Bayrak, Dersim Katliamı’nın 2’inci Abdülham’in 1878’de 1’inci Meşrutiyet Meclisi’ni kapatmasından itibarın Osmanlı-Türk Devleti’nin yeni bir "millet" yaratma projesi esasına dayanarak gerçekleştiğini ifade ederek, "Bu ‘millet’ etno-dinsel arındırma, tek tipleştirme, Türk-İslamlaştırma esasına dayanıyor. Abdülhamid, bu politikayı ‘Osmanlı- İslam’ üzerinden yürütürken; 2’inci Meşrutiyet’ten sonra İttihatçılar işbaşına geçtikten sonra bu politika ‘Türk- İslam’ ekseninde yürütülmeye başlandı ve esas olarak bunun bir devamı olan Kemalist yönetim döneminde de, başta Kürtler olmak üzere geriye kalan halklar ve diğer etno-dinsel unsurlar üzerinde uygulandı" diye konuştu. 

‘7 UĞURSUZ T’ 

Bayrak, bu yeni milletin "7 uğursuz T" olarak nitelendirdiği uygulamalarla yaratılmaya çalışıldığını söyleyerek, "Te’dip (askeri yöntemlerle edeplendirme, hizaya getirme), tenkil (cezalandırma), tehcir (sürme), taqtil (katletme), temsil (asimile etme), temdin (medenileştirme, Türk- İslamlaştırma), tasfiye (tasfiye etme, etkisizleştirme). Abdülhamid, bu uygulamayı ‘tashih-i ezhan’ (Hanefileştirme) ve ‘ihtida’ (zorla din değiştirtme) gibi ilkeler üzerinden yürütülüyordu.
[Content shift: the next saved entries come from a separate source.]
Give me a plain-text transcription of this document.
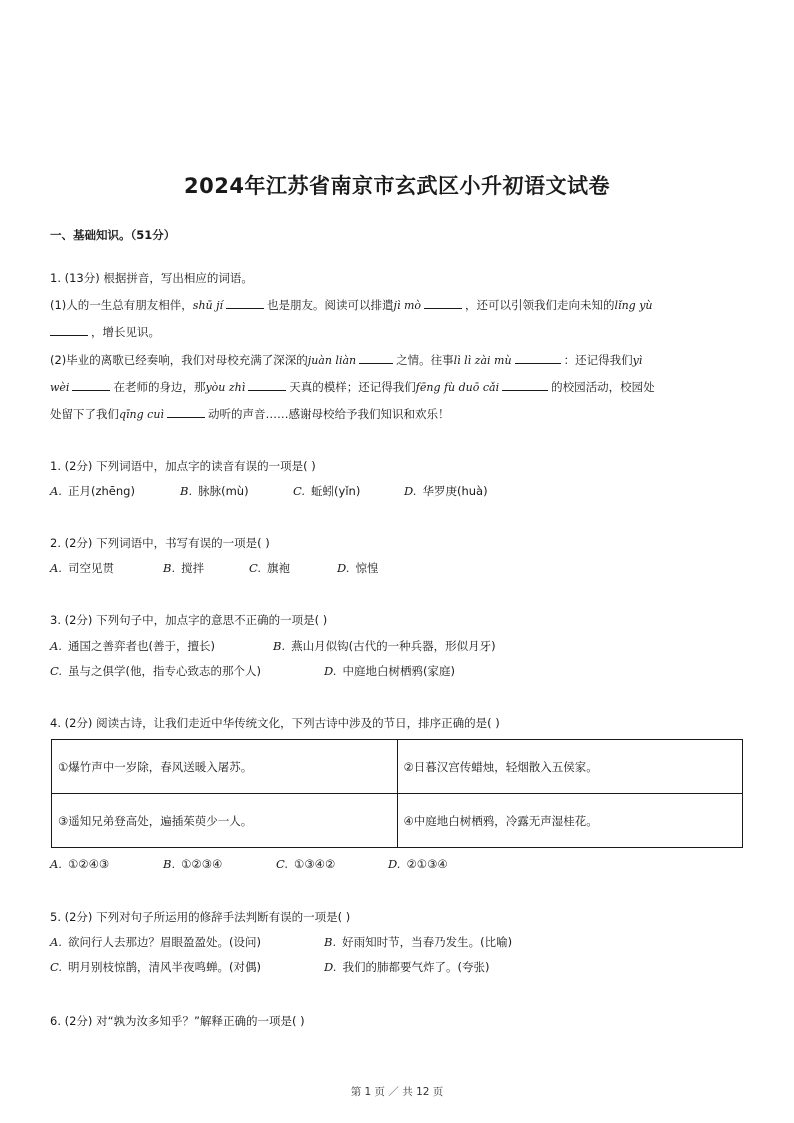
2024年江苏省南京市玄武区小升初语文试卷
一、基础知识。（51分）
1. (13分) 根据拼音，写出相应的词语。
(1)人的一生总有朋友相伴，shū jí	也是朋友。阅读可以排遣jì mò	，还可以引领我们走向未知的lǐng yù
，增长见识。
(2)毕业的离歌已经奏响，我们对母校充满了深深的juàn liàn	之情。往事lì lì zài mù	：还记得我们yì
wèi	在老师的身边，那yòu zhì	天真的模样；还记得我们fēng fù duō cǎi	的校园活动，校园处
处留下了我们qīng cuì	动听的声音……感谢母校给予我们知识和欢乐！
1. (2分) 下列词语中，加点字的读音有误的一项是( )
A. 正月(zhēng)	B. 脉脉(mù)	C. 蚯蚓(yǐn)	D. 华罗庚(huà)
2. (2分) 下列词语中，书写有误的一项是( )
A. 司空见贯	B. 搅拌	C. 旗袍	D. 惊惶
3. (2分) 下列句子中，加点字的意思不正确的一项是( )
A. 通国之善弈者也(善于，擅长)	B. 燕山月似钩(古代的一种兵器，形似月牙)
C. 虽与之俱学(他，指专心致志的那个人)	D. 中庭地白树栖鸦(家庭)
4. (2分) 阅读古诗，让我们走近中华传统文化，下列古诗中涉及的节日，排序正确的是( )
①爆竹声中一岁除，春风送暖入屠苏。	②日暮汉宫传蜡烛，轻烟散入五侯家。
③遥知兄弟登高处，遍插茱萸少一人。	④中庭地白树栖鸦，冷露无声湿桂花。
A. ①②④③	B. ①②③④	C. ①③④②	D. ②①③④
5. (2分) 下列对句子所运用的修辞手法判断有误的一项是( )
A. 欲问行人去那边？眉眼盈盈处。(设问)	B. 好雨知时节，当春乃发生。(比喻)
C. 明月别枝惊鹊，清风半夜鸣蝉。(对偶)	D. 我们的肺都要气炸了。(夸张)
6. (2分) 对“孰为汝多知乎？”解释正确的一项是( )
第 1 页 ／ 共 12 页
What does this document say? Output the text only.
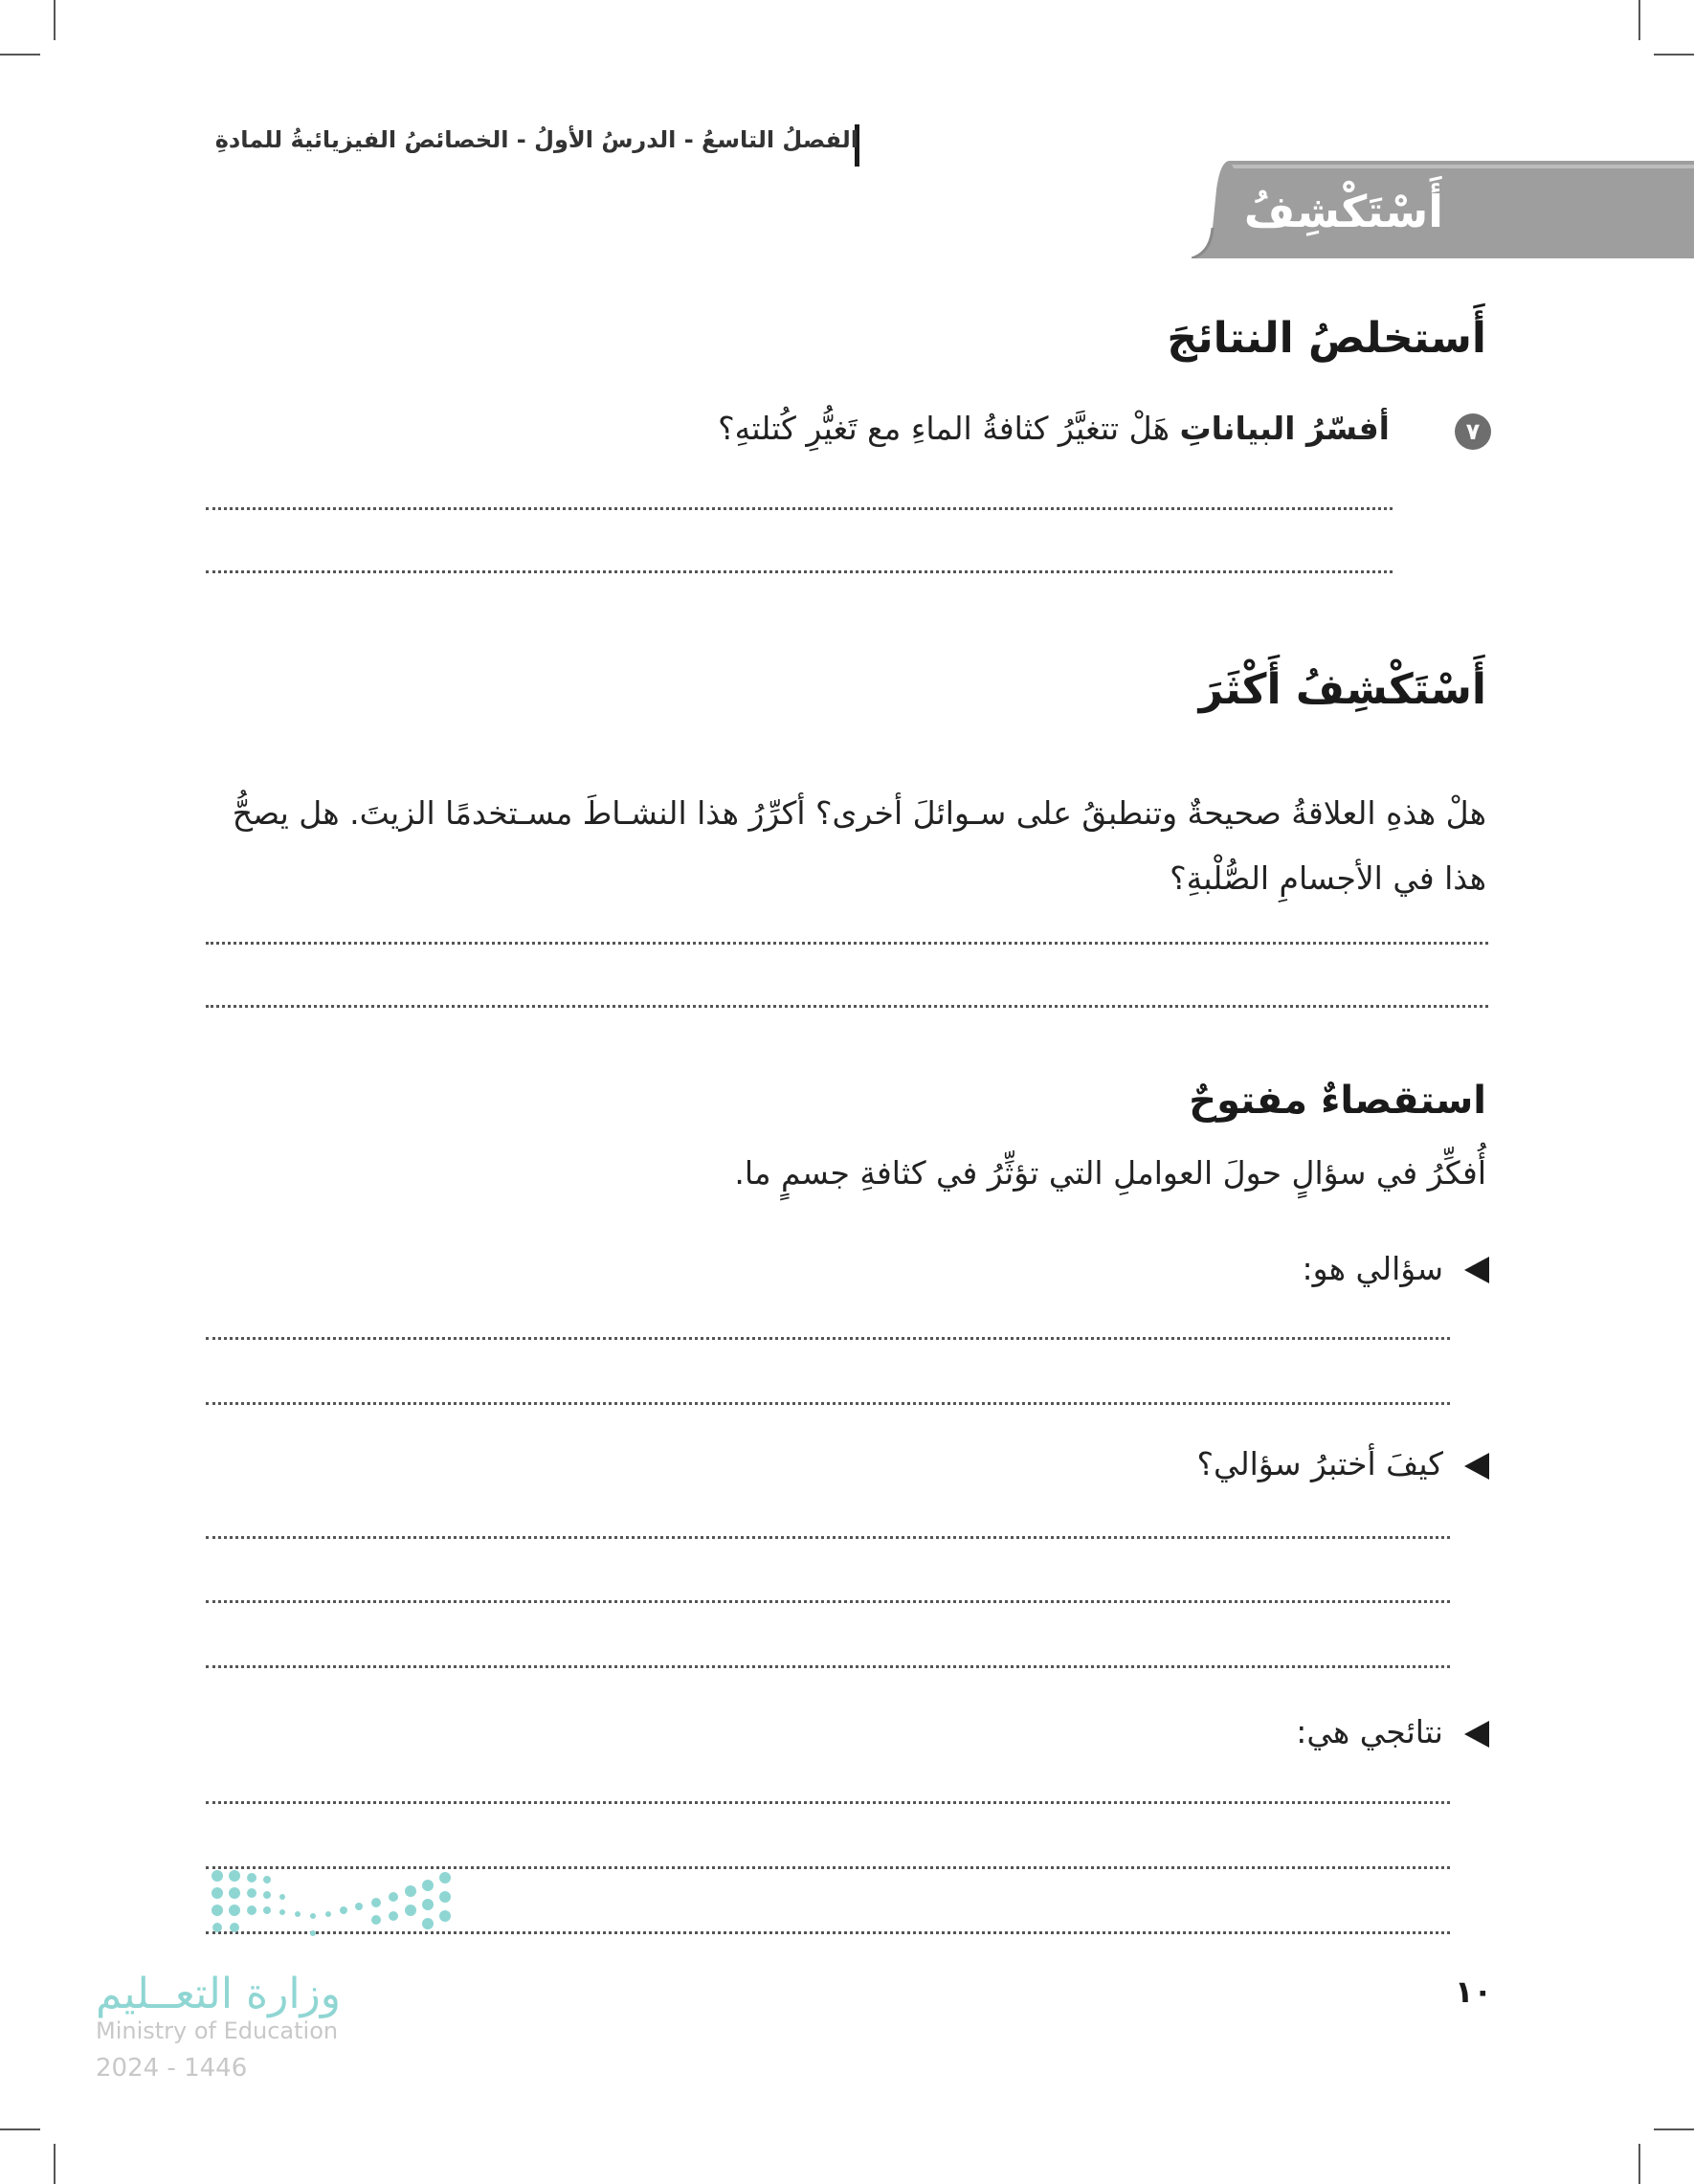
الفصلُ التاسعُ - الدرسُ الأولُ - الخصائصُ الفيزيائيةُ للمادةِ
أَسْتَكْشِفُ
أَستخلصُ النتائجَ
٧
أفسّرُ البياناتِ هَلْ تتغيَّرُ كثافةُ الماءِ مع تَغيُّرِ كُتلتهِ؟
أَسْتَكْشِفُ أَكْثَرَ
هلْ هذهِ العلاقةُ صحيحةٌ وتنطبقُ على سـوائلَ أخرى؟ أكرِّرُ هذا النشـاطَ مسـتخدمًا الزيتَ. هل يصحُّ هذا في الأجسامِ الصُّلْبةِ؟
استقصاءٌ مفتوحٌ
أُفكِّرُ في سؤالٍ حولَ العواملِ التي تؤثِّرُ في كثافةِ جسمٍ ما.
سؤالي هو:
كيفَ أختبرُ سؤالي؟
نتائجي هي:
١٠
وزارة التعــليم
Ministry of Education
2024 - 1446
Tabii, Dersim bölgesinde 'büyük havuzlar' yapılmak suretiyle insanların göçe zorlanması ya da ‘Hayriye Kanunları’ çıkarmak suretiyle ‘Türk- İslami sermayenin güçlendirilmesi" yöntemi de bu dönemde başlamıştı" diye konuştu.

‘İLK KEZ ORYATA ÇIKARDIĞIMIZ TC’NİN KÜRT ANAYASASI’

Yukarda sıraladığı uygulamalar ışığında Osmanlı’nın Aleviler’e yönelik katliamları bir yana; Türkiye’de yaklaşık 150 yıllık dönemin, aynı zamanda bir ‘katliamlar ve soykırımlar’ tarihi olduğunu vurgulayan Bayrak, "Yine bundan dolayıdır ki, bu süreçte Kürdistan’daki yönetim biçimi hemen her zaman farklı olmuştur. Abdülhamid’in, bugünkü ‘Koruculuk’ sisteminin önceli olan ‘Hamidiye Alayları’nı kurması; Kürdistan’ın sürekli ‘olağanüstü hâl’ yöntemiyle yönetilmeye çalışılması bu nedenledir. Bu tarihsel ve toplumsal gerçekliğin doğru algılanması için, bizim ilk kez gün yüzüne çıkardığımız ve Dr. Mesut Yeğen’in haklı olarak ‘TC’nin Kürt Anayasası’ olarak nitelendirdiği 1925 tarihli ‘Kürtler’e Vurulan Kelepçe: Şark Islahat Planı’nı doğru algılaması gerekir." ifadelerini kullandı.  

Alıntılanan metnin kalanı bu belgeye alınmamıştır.